FDA by the Numbers: 2023 Mid-Year Review

COVID-related backlog at FDA had a real impact on medtech approvals there for a while. Now that the pandemic is officially over, are things back to normal for medical device approvals?

Medtech analysts at BTIG recently shared some mid-year insights based on multiple years of tracking FDA approval databases. The bottom line: 510(k) clearances are down a bit, PMA approvals are on track to grow substantially, and review times have been mixed depending on the pathway.

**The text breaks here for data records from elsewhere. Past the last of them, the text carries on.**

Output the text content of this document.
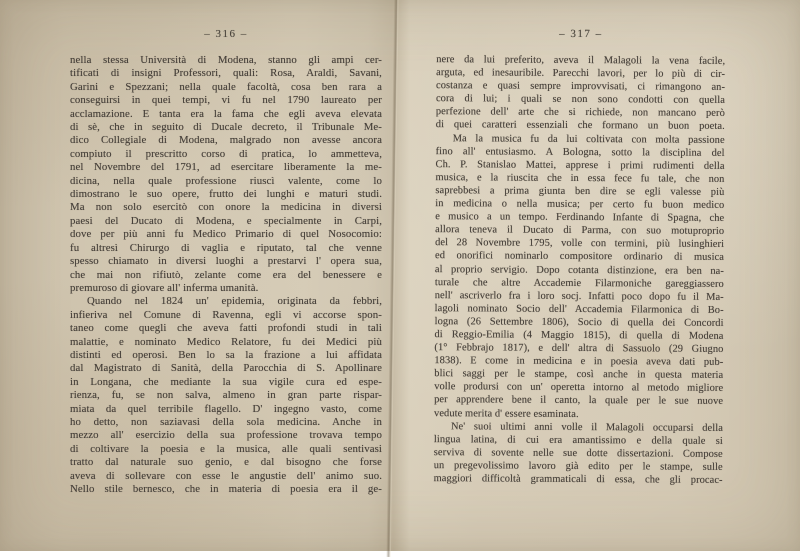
– 316 –
nella stessa Università di Modena, stanno gli ampi cer-
tificati di insigni Professori, quali: Rosa, Araldi, Savani,
Garini e Spezzani; nella quale facoltà, cosa ben rara a
conseguirsi in quei tempi, vi fu nel 1790 laureato per
acclamazione. E tanta era la fama che egli aveva elevata
di sè, che in seguito di Ducale decreto, il Tribunale Me-
dico Collegiale di Modena, malgrado non avesse ancora
compiuto il prescritto corso di pratica, lo ammetteva,
nel Novembre del 1791, ad esercitare liberamente la me-
dicina, nella quale professione riuscì valente, come lo
dimostrano le suo opere, frutto dei lunghi e maturi studi.
Ma non solo esercitò con onore la medicina in diversi
paesi del Ducato di Modena, e specialmente in Carpi,
dove per più anni fu Medico Primario di quel Nosocomio:
fu altresì Chirurgo di vaglia e riputato, tal che venne
spesso chiamato in diversi luoghi a prestarvi l' opera sua,
che mai non rifiutò, zelante come era del benessere e
premuroso di giovare all' inferma umanità.
Quando nel 1824 un' epidemia, originata da febbri,
infieriva nel Comune di Ravenna, egli vi accorse spon-
taneo come quegli che aveva fatti profondi studi in tali
malattie, e nominato Medico Relatore, fu dei Medici più
distinti ed operosi. Ben lo sa la frazione a lui affidata
dal Magistrato di Sanità, della Parocchia di S. Apollinare
in Longana, che mediante la sua vigile cura ed espe-
rienza, fu, se non salva, almeno in gran parte rispar-
miata da quel terribile flagello. D' ingegno vasto, come
ho detto, non saziavasi della sola medicina. Anche in
mezzo all' esercizio della sua professione trovava tempo
di coltivare la poesia e la musica, alle quali sentivasi
tratto dal naturale suo genio, e dal bisogno che forse
aveva di sollevare con esse le angustie dell' animo suo.
Nello stile bernesco, che in materia di poesia era il ge-
– 317 –
nere da lui preferito, aveva il Malagoli la vena facile,
arguta, ed inesauribile. Parecchi lavori, per lo più di cir-
costanza e quasi sempre improvvisati, ci rimangono an-
cora di lui; i quali se non sono condotti con quella
perfezione dell' arte che si richiede, non mancano però
di quei caratteri essenziali che formano un buon poeta.
Ma la musica fu da lui coltivata con molta passione
fino all' entusiasmo. A Bologna, sotto la disciplina del
Ch. P. Stanislao Mattei, apprese i primi rudimenti della
musica, e la riuscita che in essa fece fu tale, che non
saprebbesi a prima giunta ben dire se egli valesse più
in medicina o nella musica; per certo fu buon medico
e musico a un tempo. Ferdinando Infante di Spagna, che
allora teneva il Ducato di Parma, con suo motuproprio
del 28 Novembre 1795, volle con termini, più lusinghieri
ed onorifici nominarlo compositore ordinario di musica
al proprio servigio. Dopo cotanta distinzione, era ben na-
turale che altre Accademie Filarmoniche gareggiassero
nell' ascriverlo fra i loro socj. Infatti poco dopo fu il Ma-
lagoli nominato Socio dell' Accademia Filarmonica di Bo-
logna (26 Settembre 1806), Socio di quella dei Concordi
di Reggio-Emilia (4 Maggio 1815), di quella di Modena
(1° Febbrajo 1817), e dell' altra di Sassuolo (29 Giugno
1838). E come in medicina e in poesia aveva dati pub-
blici saggi per le stampe, così anche in questa materia
volle prodursi con un' operetta intorno al metodo migliore
per apprendere bene il canto, la quale per le sue nuove
vedute merita d' essere esaminata.
Ne' suoi ultimi anni volle il Malagoli occuparsi della
lingua latina, di cui era amantissimo e della quale si
serviva di sovente nelle sue dotte dissertazioni. Compose
un pregevolissimo lavoro già edito per le stampe, sulle
maggiori difficoltà grammaticali di essa, che gli procac-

Through June, there were 1,586 510(k) clearances. At this pace, there would be about 3,075 FDA clearances at the end of the year, representing a 4.4% dip compared to the number of clearances in 2022. The analysts at BTIG noted that it is taking an average of 162.8 days for the agency to render a decision regarding a 510(k) submission. This represents a shorter turnaround time compared to 2022, when FDA averaged 186.4 days for turnaround time on submissions through this pathway.

Also through June, there were 21 original PMA submissions approved, which the analysts estimate puts the agency on track for about 31 PMA approvals by the end of the year, a significant improvement over the total of 22 PMA approvals last year.

"Many PMAs are being approved from original submissions in 2019 and 2020 (or even earlier) as the FDA works through a backlog of original PMA applications," BTIG's Ryan Zimmerman wrote.

The analyst's report also shows 23 de novo classifications through June, which has already eclipsed last year's total of 22. The analyst expects to see about 35 de novo classifications total for the year. On averge, it is currently taking about 415 days for FDA to make a decision on products coming through this pathway.